Whether you use a mortgage broker or not, it is still useful to research what possible loans will be available for your purpose.
It’s also wise to have your finance organised before making offers on a property. If you already have a few properties with loans, you may be comfortable with sticking to your existing lender, especially if they already know your financial situation and can offer up the finance easily.
But if not, here are some things to consider when looking at the large variety of finance options out there.
This is the most important factor that people look at when shopping around for a loan. The interest rate will ultimately determine how much your repayments are going to be.
Interest rates can vary by 1 or 2% between lenders, but are often not too different between the major banks for equivalent loan products.
If you can save 0.5% on your interest rate and your loan is for $300,000, then that is a saving of $1,500 per year in interest.
You can also negotiate on interest rates, never assume that the advertised rate is static. Some things you can use to negotiate a lower rate are:
- Larger than normal deposit
- High surplus of income, showing you can easily make repayments (and are therefore less risky)
- Higher than average loan amount (you should be able to negotiate a discount on loans over $1 million)
- The lender next door is offering a better rate, so it doesn’t hurt to mention that too
Loan Term and Repayments
Most people purchasing a home to live in will want to have their loan over 25 to 30 years so that the repayments are kept at a manageable amount. Keep in mind that the longer the term, the more interest you will pay in total over that term.
For investment purposes, you may want a shorter term. When you start looking at short term loans of less than 2 years, that is where you may get some resistance from lenders.
This is because they may not deem it profitable to hold a loan for that short a time. Typically very short term loans are used for bridging finance or development projects.
Loan to Value Ratio
The LVR basically determines how much deposit you will need to provide in order to get the finance. If you have a 10% deposit, you should not have too many problems securing an investment loan. But if you have less than 10%, you may need to seek out other lenders that offer 95% or better.
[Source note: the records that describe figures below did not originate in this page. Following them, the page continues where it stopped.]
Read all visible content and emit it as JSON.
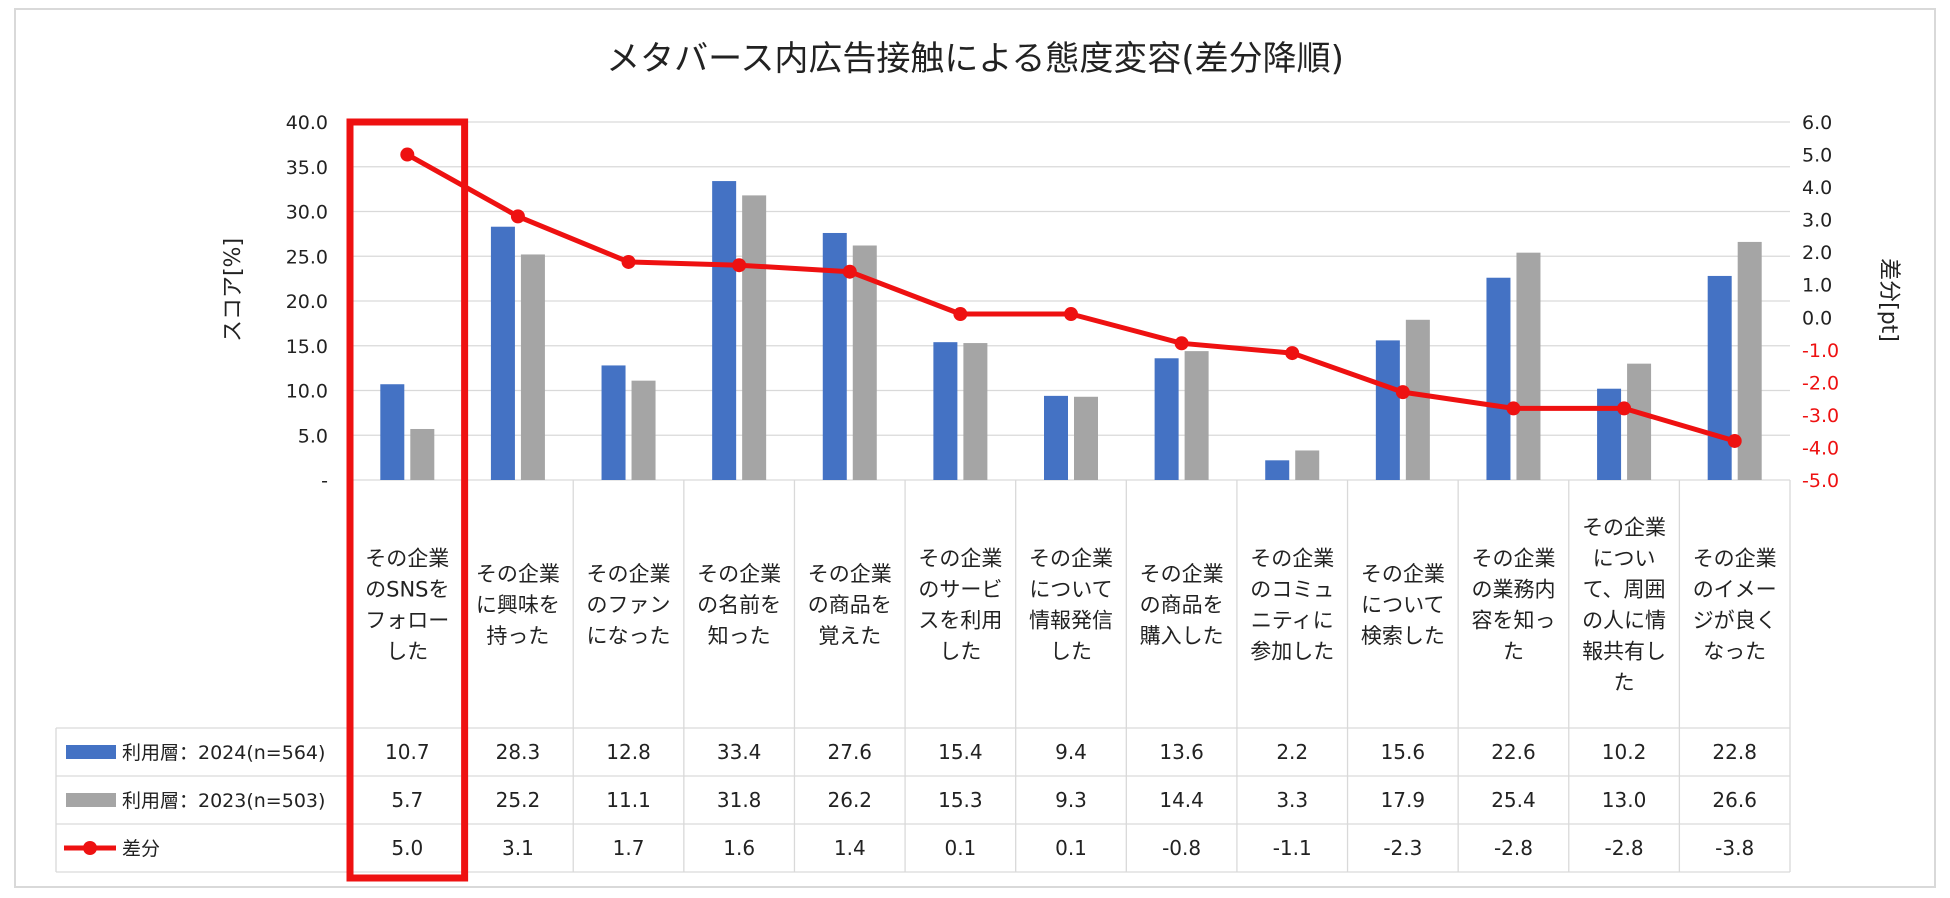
{
  "chart_data": {
    "type": "bar",
    "title": "メタバース内広告接触による態度変容(差分降順)",
    "ylabel": "スコア[%]",
    "y2label": "差分[pt]",
    "ylim": [
      0,
      40
    ],
    "y2lim": [
      -5,
      6
    ],
    "y_ticks": [
      "-",
      "5.0",
      "10.0",
      "15.0",
      "20.0",
      "25.0",
      "30.0",
      "35.0",
      "40.0"
    ],
    "y2_ticks": [
      "-5.0",
      "-4.0",
      "-3.0",
      "-2.0",
      "-1.0",
      "0.0",
      "1.0",
      "2.0",
      "3.0",
      "4.0",
      "5.0",
      "6.0"
    ],
    "categories": [
      [
        "その企業",
        "のSNSを",
        "フォロー",
        "した"
      ],
      [
        "その企業",
        "に興味を",
        "持った"
      ],
      [
        "その企業",
        "のファン",
        "になった"
      ],
      [
        "その企業",
        "の名前を",
        "知った"
      ],
      [
        "その企業",
        "の商品を",
        "覚えた"
      ],
      [
        "その企業",
        "のサービ",
        "スを利用",
        "した"
      ],
      [
        "その企業",
        "について",
        "情報発信",
        "した"
      ],
      [
        "その企業",
        "の商品を",
        "購入した"
      ],
      [
        "その企業",
        "のコミュ",
        "ニティに",
        "参加した"
      ],
      [
        "その企業",
        "について",
        "検索した"
      ],
      [
        "その企業",
        "の業務内",
        "容を知っ",
        "た"
      ],
      [
        "その企業",
        "につい",
        "て、周囲",
        "の人に情",
        "報共有し",
        "た"
      ],
      [
        "その企業",
        "のイメー",
        "ジが良く",
        "なった"
      ]
    ],
    "series": [
      {
        "name": "利用層：2024(n=564)",
        "type": "bar",
        "axis": "left",
        "color": "#4472c4",
        "values": [
          10.7,
          28.3,
          12.8,
          33.4,
          27.6,
          15.4,
          9.4,
          13.6,
          2.2,
          15.6,
          22.6,
          10.2,
          22.8
        ],
        "labels": [
          "10.7",
          "28.3",
          "12.8",
          "33.4",
          "27.6",
          "15.4",
          "9.4",
          "13.6",
          "2.2",
          "15.6",
          "22.6",
          "10.2",
          "22.8"
        ]
      },
      {
        "name": "利用層：2023(n=503)",
        "type": "bar",
        "axis": "left",
        "color": "#a5a5a5",
        "values": [
          5.7,
          25.2,
          11.1,
          31.8,
          26.2,
          15.3,
          9.3,
          14.4,
          3.3,
          17.9,
          25.4,
          13.0,
          26.6
        ],
        "labels": [
          "5.7",
          "25.2",
          "11.1",
          "31.8",
          "26.2",
          "15.3",
          "9.3",
          "14.4",
          "3.3",
          "17.9",
          "25.4",
          "13.0",
          "26.6"
        ]
      },
      {
        "name": "差分",
        "type": "line",
        "axis": "right",
        "color": "#ee1111",
        "values": [
          5.0,
          3.1,
          1.7,
          1.6,
          1.4,
          0.1,
          0.1,
          -0.8,
          -1.1,
          -2.3,
          -2.8,
          -2.8,
          -3.8
        ],
        "labels": [
          "5.0",
          "3.1",
          "1.7",
          "1.6",
          "1.4",
          "0.1",
          "0.1",
          "-0.8",
          "-1.1",
          "-2.3",
          "-2.8",
          "-2.8",
          "-3.8"
        ]
      }
    ],
    "highlight_category": 0,
    "highlight_color": "#ee1111"
  }
}
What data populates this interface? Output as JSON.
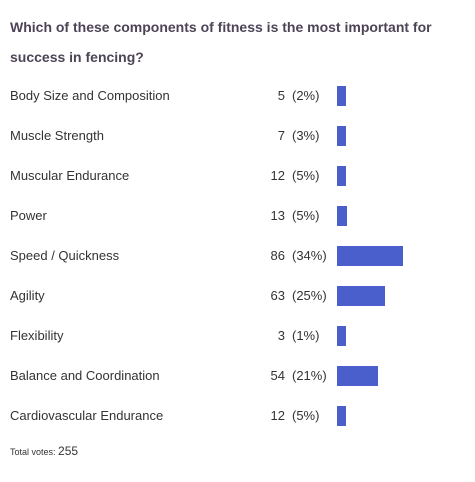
{
  "poll": {
    "question": "Which of these components of fitness is the most important for success in fencing?",
    "total_label": "Total votes:",
    "total_votes": "255",
    "bar_color": "#4a5fcb"
  },
  "chart_data": {
    "type": "bar",
    "orientation": "horizontal",
    "categories": [
      "Body Size and Composition",
      "Muscle Strength",
      "Muscular Endurance",
      "Power",
      "Speed / Quickness",
      "Agility",
      "Flexibility",
      "Balance and Coordination",
      "Cardiovascular Endurance"
    ],
    "values": [
      5,
      7,
      12,
      13,
      86,
      63,
      3,
      54,
      12
    ],
    "percent_labels": [
      "(2%)",
      "(3%)",
      "(5%)",
      "(5%)",
      "(34%)",
      "(25%)",
      "(1%)",
      "(21%)",
      "(5%)"
    ],
    "title": "Which of these components of fitness is the most important for success in fencing?",
    "legend": "none",
    "grid": false
  }
}
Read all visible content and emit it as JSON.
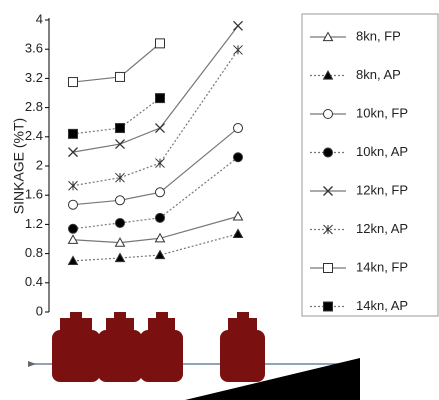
{
  "chart_data": {
    "type": "line",
    "y_label": "SINKAGE (%T)",
    "categories": [
      null,
      null,
      null,
      null
    ],
    "ylim": [
      0,
      4
    ],
    "yticks": [
      0,
      0.4,
      0.8,
      1.2,
      1.6,
      2,
      2.4,
      2.8,
      3.2,
      3.6,
      4
    ],
    "series": [
      {
        "name": "8kn, FP",
        "color": "#777777",
        "marker": "triangle",
        "filled": false,
        "dashed": false,
        "values": [
          0.99,
          0.95,
          1.01,
          1.31
        ]
      },
      {
        "name": "8kn, AP",
        "color": "#777777",
        "marker": "triangle",
        "filled": true,
        "dashed": true,
        "values": [
          0.7,
          0.74,
          0.78,
          1.07
        ]
      },
      {
        "name": "10kn, FP",
        "color": "#777777",
        "marker": "circle",
        "filled": false,
        "dashed": false,
        "values": [
          1.47,
          1.53,
          1.64,
          2.52
        ]
      },
      {
        "name": "10kn, AP",
        "color": "#777777",
        "marker": "circle",
        "filled": true,
        "dashed": true,
        "values": [
          1.14,
          1.22,
          1.29,
          2.12
        ]
      },
      {
        "name": "12kn, FP",
        "color": "#777777",
        "marker": "x",
        "filled": false,
        "dashed": false,
        "values": [
          2.19,
          2.3,
          2.52,
          3.92
        ]
      },
      {
        "name": "12kn, AP",
        "color": "#777777",
        "marker": "star",
        "filled": false,
        "dashed": true,
        "values": [
          1.73,
          1.84,
          2.04,
          3.59
        ]
      },
      {
        "name": "14kn, FP",
        "color": "#777777",
        "marker": "square",
        "filled": false,
        "dashed": false,
        "values": [
          3.15,
          3.22,
          3.68,
          null
        ]
      },
      {
        "name": "14kn, AP",
        "color": "#777777",
        "marker": "square",
        "filled": true,
        "dashed": true,
        "values": [
          2.44,
          2.52,
          2.93,
          null
        ]
      }
    ]
  }
}
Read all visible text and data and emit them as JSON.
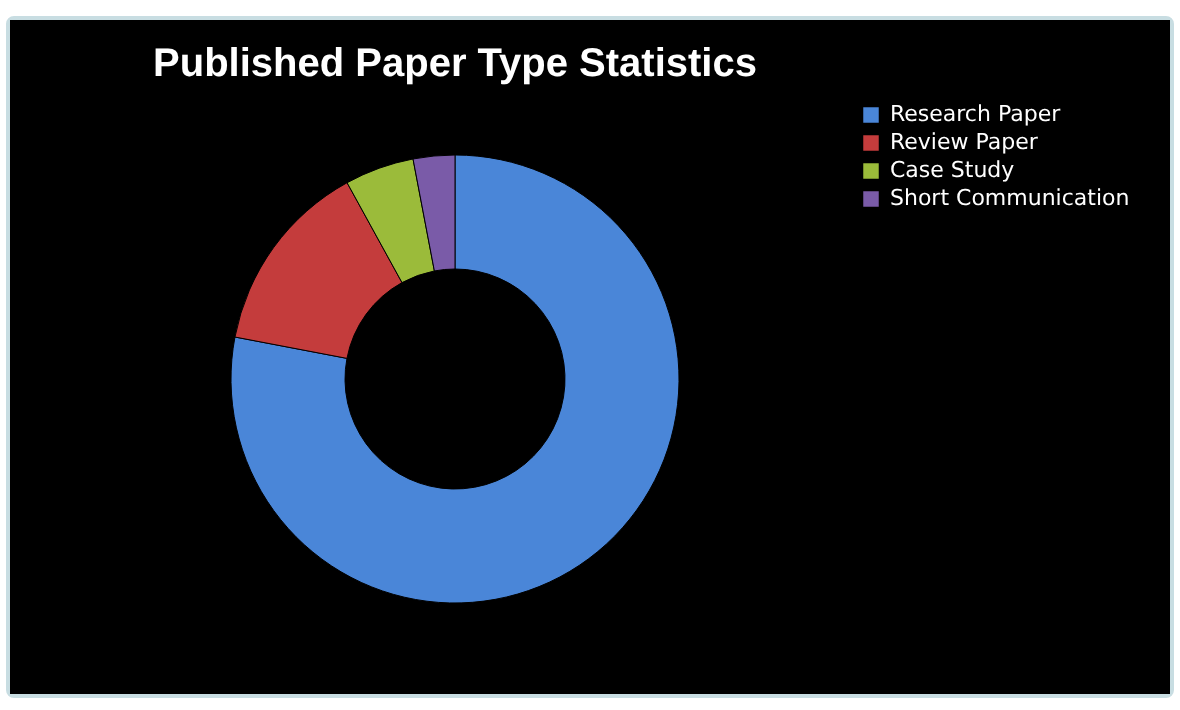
{
  "chart_data": {
    "type": "donut",
    "title": "Published Paper Type Statistics",
    "categories": [
      "Research Paper",
      "Review Paper",
      "Case Study",
      "Short Communication"
    ],
    "values": [
      78,
      14,
      5,
      3
    ],
    "colors": [
      "#4a86d8",
      "#c43c3c",
      "#9bbb3a",
      "#7a5ba8"
    ],
    "legend": "right"
  }
}
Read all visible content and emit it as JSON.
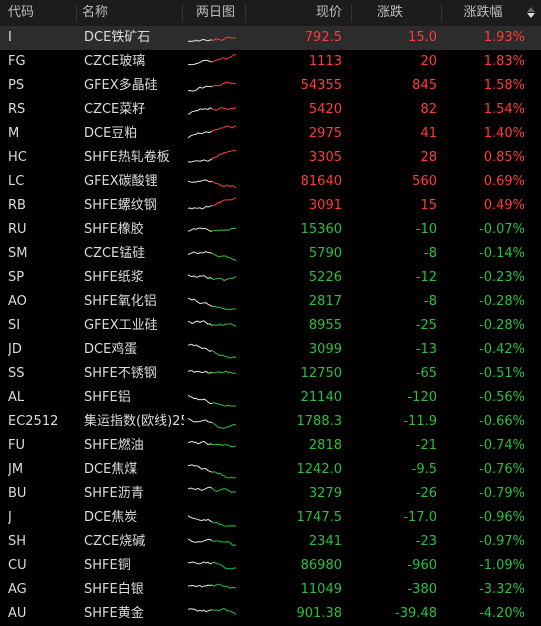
{
  "header": {
    "code": "代码",
    "name": "名称",
    "chart": "两日图",
    "price": "现价",
    "change": "涨跌",
    "pct": "涨跌幅"
  },
  "colors": {
    "up": "#ff3b3b",
    "down": "#28c13d",
    "neutral": "#dcdcdc",
    "bg": "#000000"
  },
  "rows": [
    {
      "code": "I",
      "name": "DCE铁矿石",
      "price": "792.5",
      "change": "15.0",
      "pct": "1.93%",
      "dir": "up",
      "trend": "up"
    },
    {
      "code": "FG",
      "name": "CZCE玻璃",
      "price": "1113",
      "change": "20",
      "pct": "1.83%",
      "dir": "up",
      "trend": "up"
    },
    {
      "code": "PS",
      "name": "GFEX多晶硅",
      "price": "54355",
      "change": "845",
      "pct": "1.58%",
      "dir": "up",
      "trend": "up"
    },
    {
      "code": "RS",
      "name": "CZCE菜籽",
      "price": "5420",
      "change": "82",
      "pct": "1.54%",
      "dir": "up",
      "trend": "up"
    },
    {
      "code": "M",
      "name": "DCE豆粕",
      "price": "2975",
      "change": "41",
      "pct": "1.40%",
      "dir": "up",
      "trend": "up"
    },
    {
      "code": "HC",
      "name": "SHFE热轧卷板",
      "price": "3305",
      "change": "28",
      "pct": "0.85%",
      "dir": "up",
      "trend": "up"
    },
    {
      "code": "LC",
      "name": "GFEX碳酸锂",
      "price": "81640",
      "change": "560",
      "pct": "0.69%",
      "dir": "up",
      "trend": "flat"
    },
    {
      "code": "RB",
      "name": "SHFE螺纹钢",
      "price": "3091",
      "change": "15",
      "pct": "0.49%",
      "dir": "up",
      "trend": "up"
    },
    {
      "code": "RU",
      "name": "SHFE橡胶",
      "price": "15360",
      "change": "-10",
      "pct": "-0.07%",
      "dir": "down",
      "trend": "flat"
    },
    {
      "code": "SM",
      "name": "CZCE锰硅",
      "price": "5790",
      "change": "-8",
      "pct": "-0.14%",
      "dir": "down",
      "trend": "flat"
    },
    {
      "code": "SP",
      "name": "SHFE纸浆",
      "price": "5226",
      "change": "-12",
      "pct": "-0.23%",
      "dir": "down",
      "trend": "down"
    },
    {
      "code": "AO",
      "name": "SHFE氧化铝",
      "price": "2817",
      "change": "-8",
      "pct": "-0.28%",
      "dir": "down",
      "trend": "down"
    },
    {
      "code": "SI",
      "name": "GFEX工业硅",
      "price": "8955",
      "change": "-25",
      "pct": "-0.28%",
      "dir": "down",
      "trend": "down"
    },
    {
      "code": "JD",
      "name": "DCE鸡蛋",
      "price": "3099",
      "change": "-13",
      "pct": "-0.42%",
      "dir": "down",
      "trend": "down"
    },
    {
      "code": "SS",
      "name": "SHFE不锈钢",
      "price": "12750",
      "change": "-65",
      "pct": "-0.51%",
      "dir": "down",
      "trend": "down"
    },
    {
      "code": "AL",
      "name": "SHFE铝",
      "price": "21140",
      "change": "-120",
      "pct": "-0.56%",
      "dir": "down",
      "trend": "down"
    },
    {
      "code": "EC2512",
      "name": "集运指数(欧线)25",
      "price": "1788.3",
      "change": "-11.9",
      "pct": "-0.66%",
      "dir": "down",
      "trend": "down"
    },
    {
      "code": "FU",
      "name": "SHFE燃油",
      "price": "2818",
      "change": "-21",
      "pct": "-0.74%",
      "dir": "down",
      "trend": "down"
    },
    {
      "code": "JM",
      "name": "DCE焦煤",
      "price": "1242.0",
      "change": "-9.5",
      "pct": "-0.76%",
      "dir": "down",
      "trend": "down"
    },
    {
      "code": "BU",
      "name": "SHFE沥青",
      "price": "3279",
      "change": "-26",
      "pct": "-0.79%",
      "dir": "down",
      "trend": "down"
    },
    {
      "code": "J",
      "name": "DCE焦炭",
      "price": "1747.5",
      "change": "-17.0",
      "pct": "-0.96%",
      "dir": "down",
      "trend": "down"
    },
    {
      "code": "SH",
      "name": "CZCE烧碱",
      "price": "2341",
      "change": "-23",
      "pct": "-0.97%",
      "dir": "down",
      "trend": "down"
    },
    {
      "code": "CU",
      "name": "SHFE铜",
      "price": "86980",
      "change": "-960",
      "pct": "-1.09%",
      "dir": "down",
      "trend": "down"
    },
    {
      "code": "AG",
      "name": "SHFE白银",
      "price": "11049",
      "change": "-380",
      "pct": "-3.32%",
      "dir": "down",
      "trend": "down"
    },
    {
      "code": "AU",
      "name": "SHFE黄金",
      "price": "901.38",
      "change": "-39.48",
      "pct": "-4.20%",
      "dir": "down",
      "trend": "down"
    }
  ]
}
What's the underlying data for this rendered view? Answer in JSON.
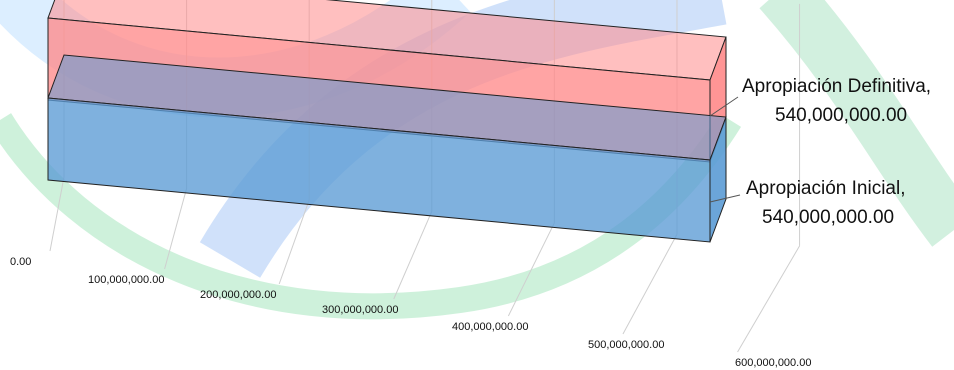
{
  "chart_data": {
    "type": "bar",
    "orientation": "horizontal",
    "three_d": true,
    "categories": [
      "Apropiación Inicial",
      "Apropiación Definitiva"
    ],
    "values": [
      540000000,
      540000000
    ],
    "data_labels": [
      {
        "name": "Apropiación Inicial,",
        "value": "540,000,000.00"
      },
      {
        "name": "Apropiación Definitiva,",
        "value": "540,000,000.00"
      }
    ],
    "x_ticks": [
      "0.00",
      "100,000,000.00",
      "200,000,000.00",
      "300,000,000.00",
      "400,000,000.00",
      "500,000,000.00",
      "600,000,000.00"
    ],
    "xlim": [
      0,
      600000000
    ],
    "grid": true,
    "title": "",
    "xlabel": "",
    "ylabel": "",
    "colors": {
      "inicial": "#5b9bd5",
      "definitiva": "#ff8a8a",
      "background_arc_blue": "#cfe3fb",
      "background_arc_green": "#d5f3e1"
    }
  }
}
It is always better to have a bigger deposit to help reduce exposure, and since your loan will be smaller, so will the interest payments.
Find out more about Loan Value Ratio here.
Exit fees are penalty fees issued to borrowers when they want to exit their mortgage before a pre-defined period. Banks implement these to help discourage customers from refinancing to a different lender.
I personally think these fees are terrible and have had to pay them myself when I sold an investment property a couple of years ago. Even though I had held the loan for close to 5 years, I was still charged with an exit fee.
These fees will be charged, even if you just want to sell (and not refinance) so you are penalised just for cashing in your profits.
Fortunately, the Australian government is currently pushing to have these fees abolished which will make switching lenders much easier.
You may also want to investigate any other fees such as loan setup and ongoing account keeping fees.
A final element to consider is if the lender has good customer service. This is not major, but if you are dealing with the lender directly and not through a mortgage broker, you will want to be fairly confident that your issues will be addressed in a timely manner.
Especially when it comes time to sign off on the finance under a property contract, you will want proper and quick communication from your loan provider.
A lot of banking is done online these days, so face to face service may not be too much of a priority, but it can be frustrating when you call about a small issue and they take days to get back to you (believe me, it happens).
The world of mortgage finance can be complex and time consuming, but if you put in the time now to get a good deal, it will save you money in the future.